店長にいっても取り合ってもらえないなら……少額訴訟を活用して未払いのアルバイト代を回収しよう!

■未払いのアルバイト代請求に少額訴訟が有効な理由

少額訴訟とは、60万円を超えない比較的少額の金銭の支払いを求める場合に限り利用できる、簡易的な訴訟手続きのことをいいます。未払いのアルバイト代を支払ってもらうのに少額訴訟を活用するメリットは、主に以下の3つです。

○自分で手続きが進められる

アルバイト代の場合、未払い賃金が数ヵ月たまっていても、数十万円ということもあります。そのため、弁護士に依頼していては、たとえ未払い賃金をすべて回収できても、弁護士費用を考えると依頼者のリターンはほとんどない可能性も考えられます。

少額訴訟の場合は手続き自体がとても簡単なので、弁護士に依頼せずとも自分で進められ、高額な弁護士費用を節約することができます。

○判決が出るまでの期間が短い

少額訴訟では、裁判所に出向くのは原則1回のみであり、その場で審理が行われ、その日のうちに判決も下されます。そのため、提訴してから判決が下されるまでの期間が約2ヵ月と、通常の訴訟と比較するとかなり短くなります。また、判決に従ってすぐに強制執行(財産差し押さえ)などの具体的な行動に移れることも、メリットの1つです。

○費用を抑えられる

少額訴訟では、提訴から強制執行まで含めても、1~2万円ほどの費用しかかりません。そのため、経済的な負担を最小限に抑えつつ、裁判所を介した手続きを実行できます。

■少額訴訟の前にやっておくべき2つのこと

少額訴訟に踏み切る前に、確実に未払い賃金を支払ってもらうためのポイントとして、以下2つのことを実践しましょう。

1.相手方に内容証明郵便を送る

まずは雇い主に対し、未払い賃金の支払いを求める旨の文書を、郵便局の「内容証明郵便」で送りましょう。内容証明郵便とは、誰がいつどんな内容の文書を送付したのかを、郵便局が公に証明してくれる郵便です。

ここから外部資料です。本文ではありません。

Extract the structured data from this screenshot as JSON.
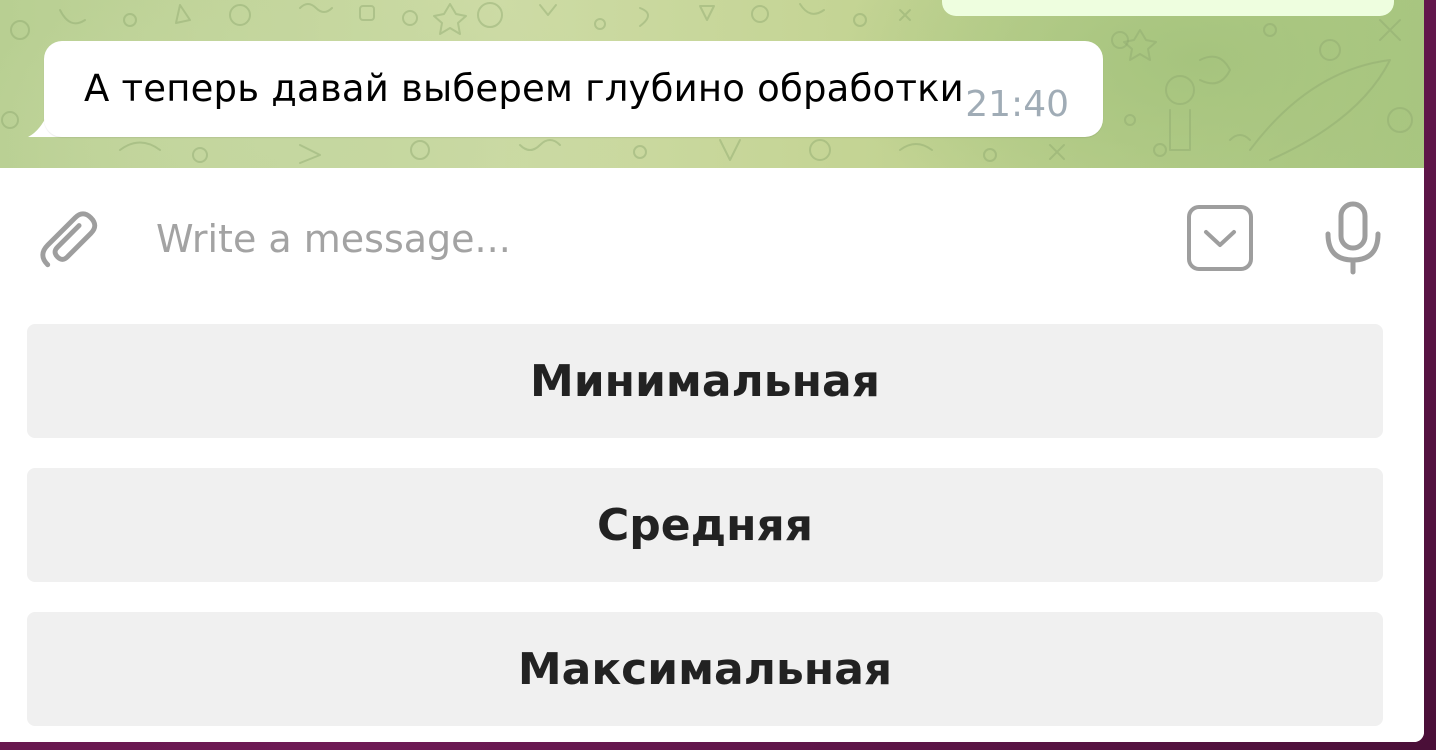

口頭で払ってくださいというよりも文書で伝えるほうが相手にとっては心理的なプレッシャーとなるので、内容証明郵便を送ることで支払いに応じてもらえるケースもあります。また、たとえ支払いには応じてもらえなくても、「請求したのに払ってもらえなかった」という公的な記録が残り、確実な証拠として裁判でも利用できる利点があります。

2.未払い賃金の証拠を集める

少額訴訟の審理は原則1回と定められていますから、1回の審理で裁判官が適切な判決を下せるよう、十分な証拠を提示しなければなりません。裁判官が1回の審理では決着がつかない、あるいは、少額訴訟で争うのに適した紛争でないと判断した場合、通常の民事訴訟手続きへと移行してしまうため、訴えた側にも大きな負担となります。

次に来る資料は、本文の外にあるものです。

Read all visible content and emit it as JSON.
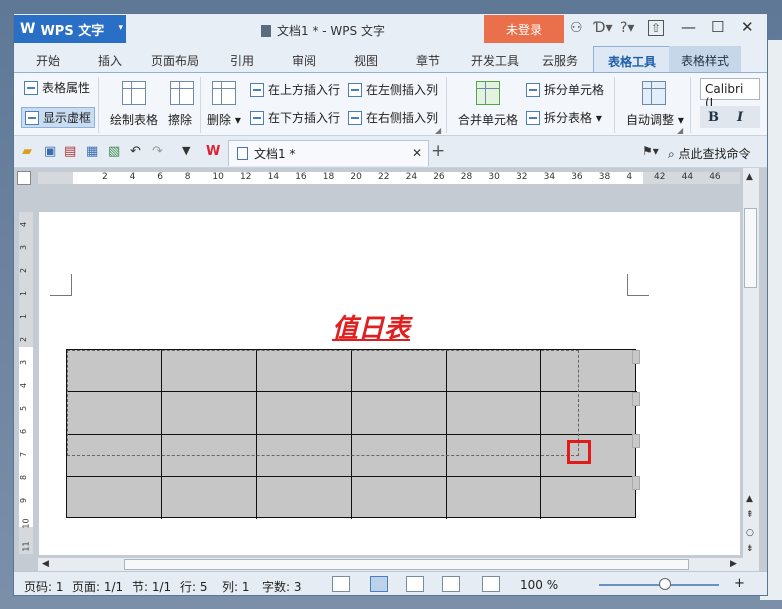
{
  "title_bar": {
    "app_name": "WPS 文字",
    "title": "文档1 * - WPS 文字",
    "login_label": "未登录"
  },
  "tabs": [
    "开始",
    "插入",
    "页面布局",
    "引用",
    "审阅",
    "视图",
    "章节",
    "开发工具",
    "云服务",
    "表格工具",
    "表格样式"
  ],
  "active_tab": "表格工具",
  "ribbon": {
    "table_properties": "表格属性",
    "show_gridlines": "显示虚框",
    "draw_table": "绘制表格",
    "erase": "擦除",
    "delete": "删除 ▾",
    "insert_row_above": "在上方插入行",
    "insert_row_below": "在下方插入行",
    "insert_col_left": "在左侧插入列",
    "insert_col_right": "在右侧插入列",
    "merge_cells": "合并单元格",
    "split_cells": "拆分单元格",
    "split_table": "拆分表格 ▾",
    "auto_fit": "自动调整 ▾",
    "font_name": "Calibri (I",
    "bold": "B",
    "italic": "I"
  },
  "doc_tab": {
    "label": "文档1 *"
  },
  "command_search": {
    "placeholder": "点此查找命令"
  },
  "ruler": {
    "h_ticks": [
      "2",
      "4",
      "6",
      "8",
      "10",
      "12",
      "14",
      "16",
      "18",
      "20",
      "22",
      "24",
      "26",
      "28",
      "30",
      "32",
      "34",
      "36",
      "38",
      "4",
      "42",
      "44",
      "46"
    ],
    "v_ticks": [
      "4",
      "3",
      "2",
      "1",
      "1",
      "2",
      "3",
      "4",
      "5",
      "6",
      "7",
      "8",
      "9",
      "10",
      "11"
    ]
  },
  "document": {
    "title": "值日表"
  },
  "table": {
    "rows": 4,
    "columns": 6
  },
  "status": {
    "page_number": "页码: 1",
    "pages": "页面: 1/1",
    "section": "节: 1/1",
    "line": "行: 5",
    "column": "列: 1",
    "word_count": "字数: 3",
    "zoom": "100 %"
  },
  "colors": {
    "title_text": "#e02020",
    "marker": "#e01a1a",
    "table_fill": "#c6c6c6",
    "app_button": "#2a6fc6",
    "login_button": "#e9704a"
  }
}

また、訴えられた側が異議を申し立てた場合も、改めて通常の民事訴訟を行わなければなりません。「これ以上争っても勝てる見込みがない」と相手に思わせるためにも、確実な証拠を集めることが重要なポイントになるのです。

未払い賃金を証明するものとしては、以下に挙げるものが有力な証拠となります。

○給与の金額と支払日がわかるもの

例)雇用契約書、就業規則、内定通知、労働条件通知、給与明細など

○給与が支払われていないことがわかるもの

例)給与明細や源泉徴収票などと、給与口座の履歴のコピー

※給与明細などと口座履歴を照合することで、本来なら毎月支払われなければならない金額のうち、一部、または全部が支払われていないことを証明できます。

○労働の事実を証明するもの

例)タイムカード、出勤簿、業務日誌、日報や月報など

※賃金は労働の対価として支払われるのが通常ですから、労働の事実がないのに賃金の支払いを求めることはできません。上記のような証拠により、「きちんと働いているにもかかわらず、賃金がもらえていない」ことを証明しましょう。